Coming from a perspective of ignorance when it comes to the structure of fairy tales, traditional and Disneyfied, I feel that Pan's Labryinth reminds the audience about the harshness in the real world and the importance of fairy tales to synthetically create sense and meaning. In the real world, especially for those without power, things happen to most people because of depressing existential circumstance. Fairy tales, however, provide the double roles of helping an audience to escape from that unjust world into one that has reasonable rules of cause and effect (even when breaking rules of nature) while also providing hope that a just world can exist. Just as human minds can conceive of horrible atrocities, they can also imagine a world of meaning that makes sense.

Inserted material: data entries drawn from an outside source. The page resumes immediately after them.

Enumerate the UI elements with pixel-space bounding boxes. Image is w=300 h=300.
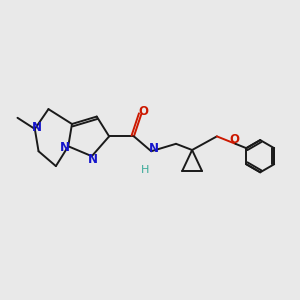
Text: H: H	[141, 165, 149, 175]
Text: N: N	[149, 142, 159, 155]
Text: O: O	[139, 105, 149, 118]
Text: N: N	[60, 141, 70, 154]
Text: N: N	[32, 121, 42, 134]
Text: O: O	[229, 133, 239, 146]
Text: N: N	[88, 153, 98, 166]
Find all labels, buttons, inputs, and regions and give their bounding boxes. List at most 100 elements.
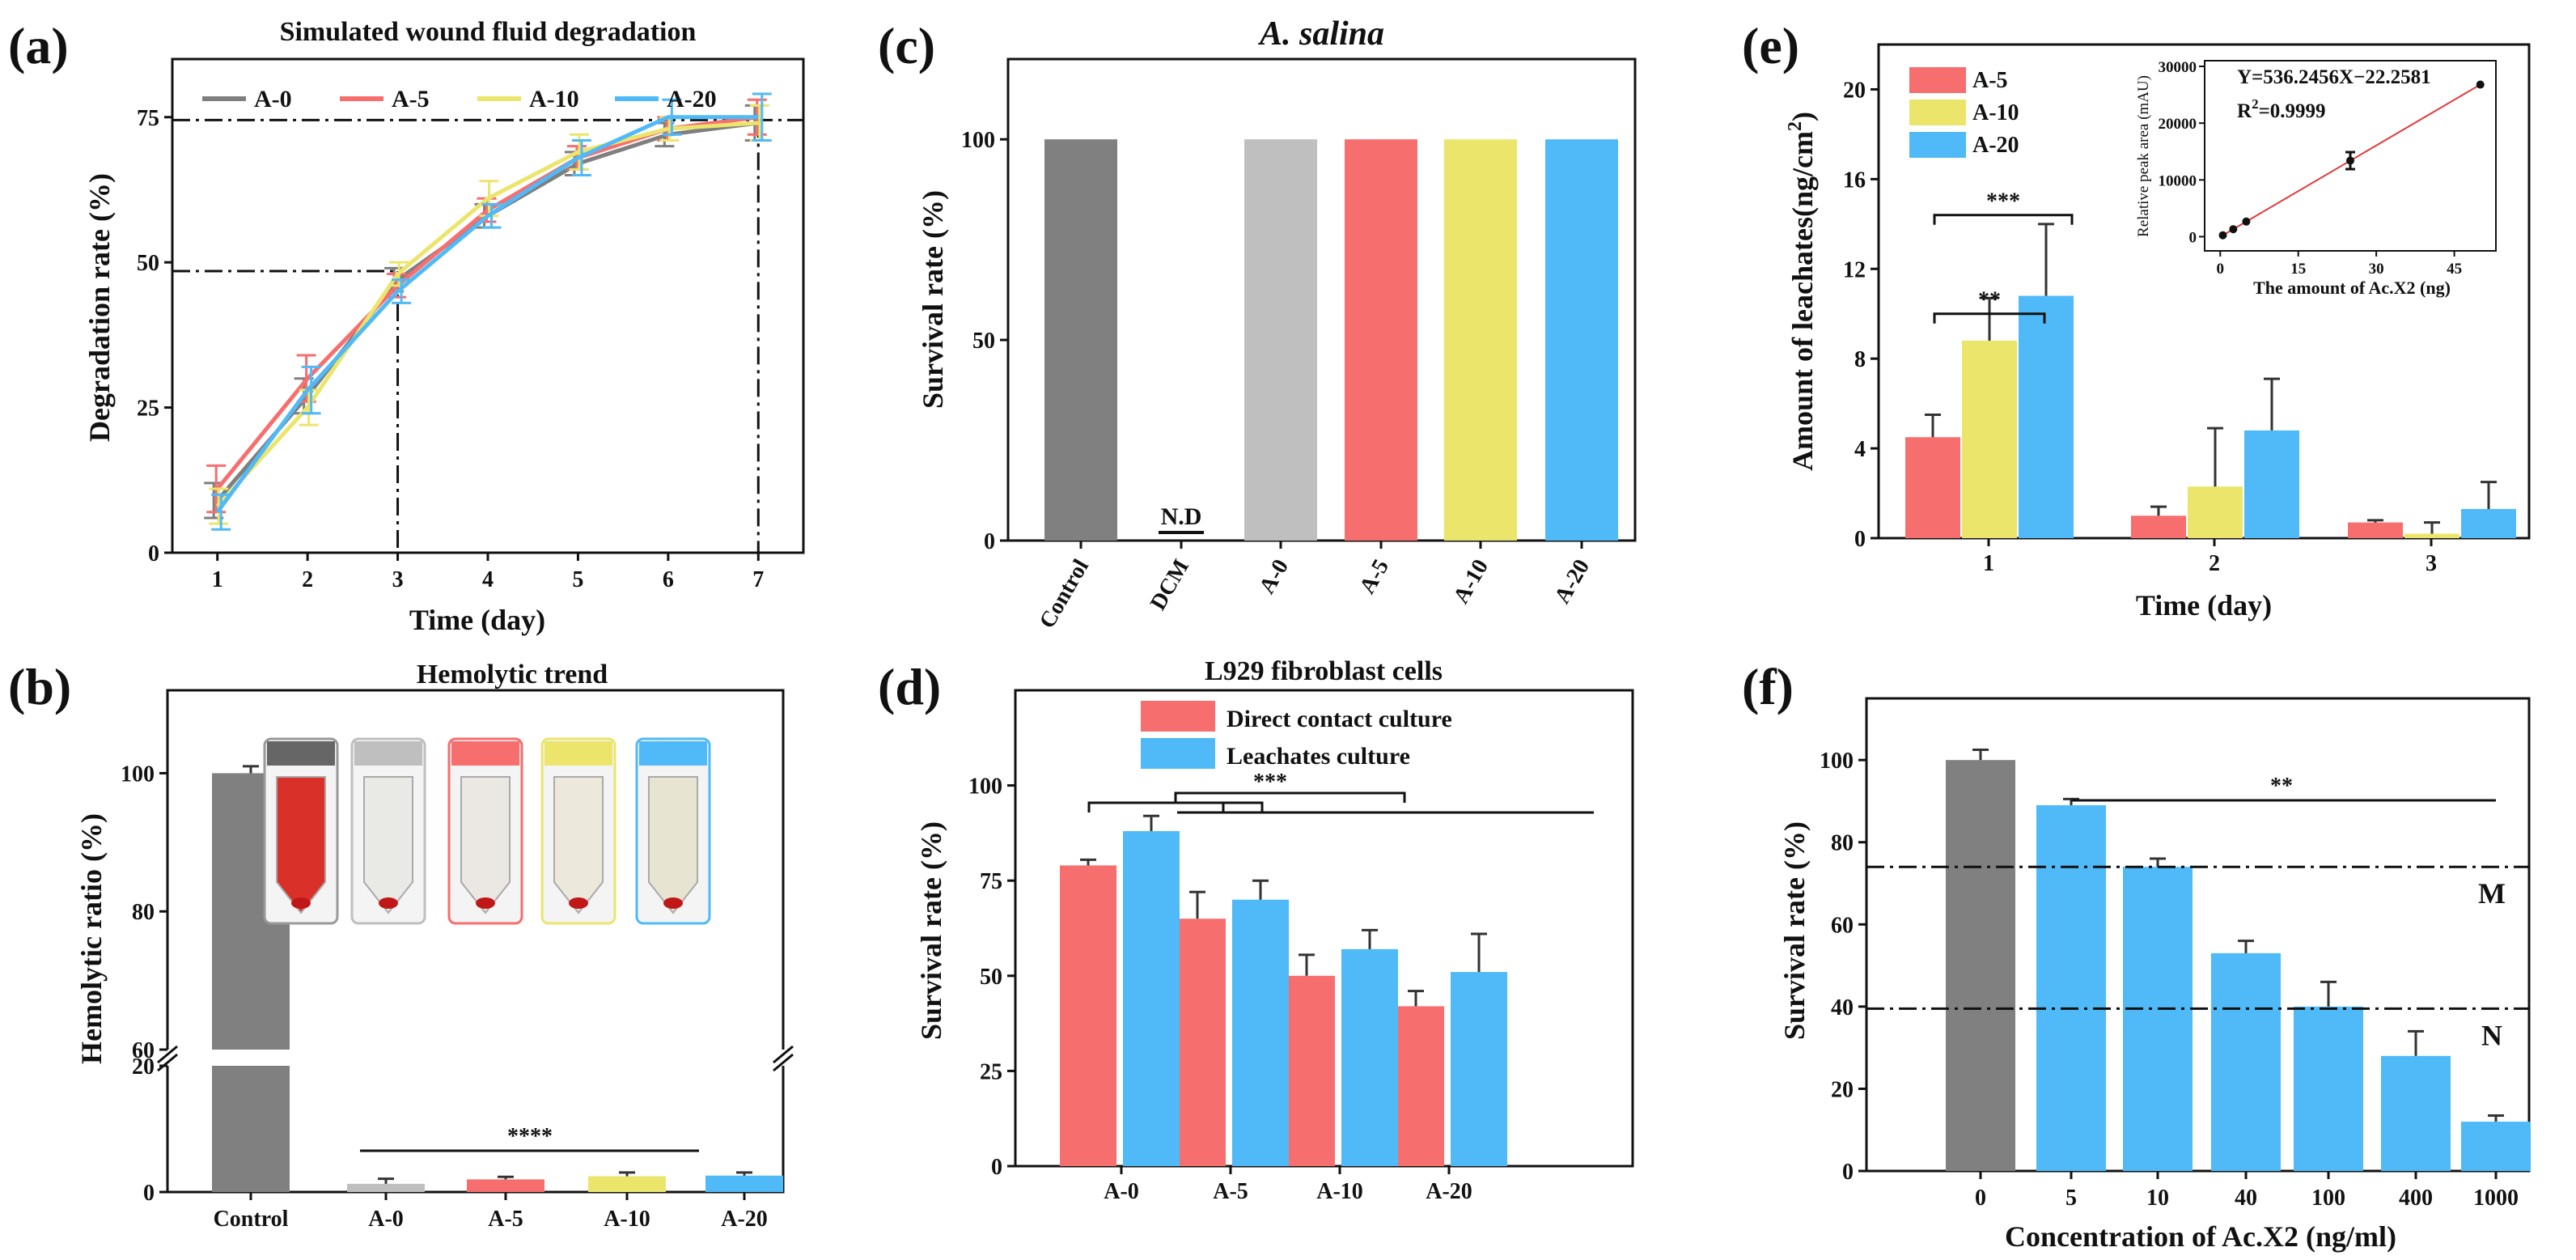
e-bar [1905, 437, 1960, 538]
e-error-bar [2038, 223, 2054, 296]
e-bar [2019, 295, 2074, 538]
e-ylabel-end: ) [1786, 112, 1819, 121]
panel-letter-b: (b) [8, 658, 71, 715]
e-legend-label: A-10 [1972, 100, 2019, 125]
d-error-bar [1189, 890, 1205, 919]
e-y-tick-label: 20 [1843, 78, 1866, 103]
a-x-tick-label: 2 [302, 567, 313, 592]
d-x-tick-label: A-20 [1426, 1179, 1472, 1204]
c-nd-label: N.D [1161, 503, 1202, 530]
b-bar [212, 1066, 290, 1192]
b-axis-break-right [773, 1045, 794, 1072]
f-ref-label: M [2478, 877, 2506, 910]
d-y-tick-label: 0 [991, 1155, 1002, 1180]
panel-letter-a: (a) [8, 17, 69, 74]
b-error-bar [378, 1177, 394, 1184]
a-error-bar [752, 92, 772, 142]
b-y-tick-label: 80 [132, 900, 155, 925]
c-x-tick-label: A-5 [1354, 555, 1394, 598]
a-legend-label: A-20 [667, 86, 717, 112]
b-tube [460, 776, 511, 914]
d-error-bar [1299, 953, 1315, 976]
b-ylabel: Hemolytic ratio (%) [75, 813, 108, 1064]
f-bar [2123, 867, 2193, 1171]
f-bar [2381, 1055, 2451, 1171]
c-bar [1244, 139, 1317, 541]
e-xlabel: Time (day) [2136, 589, 2272, 622]
b-tube-cap [639, 741, 707, 766]
b-bar [588, 1176, 666, 1192]
a-y-tick-label: 0 [148, 541, 159, 566]
e-significance-bracket-2 [1933, 214, 2074, 225]
c-bar [1444, 139, 1517, 541]
a-error-bar [481, 202, 502, 229]
a-error-bar [571, 138, 591, 177]
f-x-tick-label: 40 [2235, 1186, 2257, 1211]
f-bar [1946, 760, 2015, 1171]
a-series-line [215, 115, 759, 490]
f-bar [2036, 805, 2106, 1171]
a-x-tick-label: 3 [392, 567, 404, 592]
b-x-tick-label: A-0 [368, 1207, 404, 1232]
panel-letter-f: (f) [1742, 658, 1794, 715]
c-bar [1044, 139, 1117, 541]
f-x-tick-label: 100 [2311, 1186, 2345, 1211]
e-x-tick-label: 1 [1983, 551, 1994, 576]
f-bar [2211, 952, 2281, 1171]
f-x-tick-label: 10 [2146, 1186, 2169, 1211]
b-tube [276, 776, 326, 914]
b-tube-pellet [476, 897, 495, 909]
e-error-bar [2424, 521, 2440, 534]
e-legend-swatch [1909, 132, 1966, 158]
axes-c [1006, 57, 1637, 542]
a-x-tick-label: 7 [752, 567, 764, 592]
b-error-bar [619, 1171, 635, 1177]
d-bar [1123, 831, 1180, 1166]
e-error-bar [2264, 377, 2280, 431]
d-bar [1341, 948, 1398, 1166]
b-x-tick-label: A-20 [721, 1207, 768, 1232]
e-significance-label-1: ** [1978, 288, 2001, 313]
b-axis-break-left [157, 1045, 178, 1072]
a-legend-label: A-5 [392, 86, 430, 112]
b-y-tick-label: 20 [132, 1054, 155, 1080]
d-y-tick-label: 25 [980, 1059, 1002, 1084]
e-bar [2244, 430, 2299, 538]
b-tube-cap [267, 741, 335, 766]
b-significance-label: **** [507, 1124, 553, 1149]
d-legend-swatch [1141, 738, 1215, 769]
e-error-bar [2207, 426, 2223, 487]
e-ylabel: Amount of leachates(ng/cm2) [1785, 112, 1819, 471]
b-tube [553, 776, 604, 914]
f-error-bar [1972, 748, 1989, 761]
e-error-bar [1925, 414, 1941, 438]
d-legend-label: Direct contact culture [1227, 706, 1452, 732]
e-inset-point [2242, 217, 2251, 226]
c-x-tick-label: A-10 [1448, 555, 1493, 608]
a-x-tick-label: 6 [663, 567, 674, 592]
e-error-bar [2481, 481, 2497, 509]
d-legend-swatch [1141, 701, 1215, 732]
f-error-bar [2320, 980, 2337, 1007]
e-y-tick-label: 0 [1854, 527, 1866, 552]
d-bar [1060, 865, 1116, 1166]
e-inset-r2: R2=0.9999 [2237, 96, 2326, 122]
f-error-bar [2238, 940, 2254, 953]
e-inset-xlabel: The amount of Ac.X2 (ng) [2253, 278, 2451, 298]
f-y-tick-label: 100 [1820, 749, 1854, 774]
f-error-bar [2150, 857, 2166, 868]
b-x-tick-label: Control [214, 1207, 289, 1232]
a-y-tick-label: 25 [137, 397, 159, 422]
e-ylabel-sup: 2 [1785, 121, 1806, 131]
a-error-bar [392, 278, 412, 304]
d-error-bar [1252, 879, 1269, 900]
b-tube-cap [354, 741, 422, 766]
e-inset-point [2229, 225, 2238, 234]
e-inset-error-bar [2345, 151, 2355, 171]
f-error-bar [2408, 1029, 2424, 1056]
d-error-bar [1143, 814, 1159, 832]
b-error-bar [498, 1175, 514, 1180]
f-bar [2461, 1122, 2531, 1171]
e-inset-x-tick-label: 15 [2290, 261, 2306, 278]
d-significance-bracket [1087, 791, 1406, 812]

And if they make one world in which they can conceive, then they must be able to bring the other world of just relationships into existence.
Pan's Labryinth may not convince us that this other fantastic realm exists, but it holds a mirror up to humanity. With excellent acting, special effects, cinematography and every storytelling cinematic technique it used, it expertly shows us the many shades of human capability for evil, power and the helplessness that it can create. . .even if it may not tell the whole story (as in that every side of a war may have had the capacity to participate in atrocity). The presentation of drama embroiled Spanish politics that have occurred in the real world raises awareness about a horrible historical situation that hasn't received appropriate coverage, at least, not in the American public school system. In the end, however, it shows the moral depravity of war waged by powermongers, the destruction of meaning by war and powermongers and, on some implicit level, the complicity of those not in command.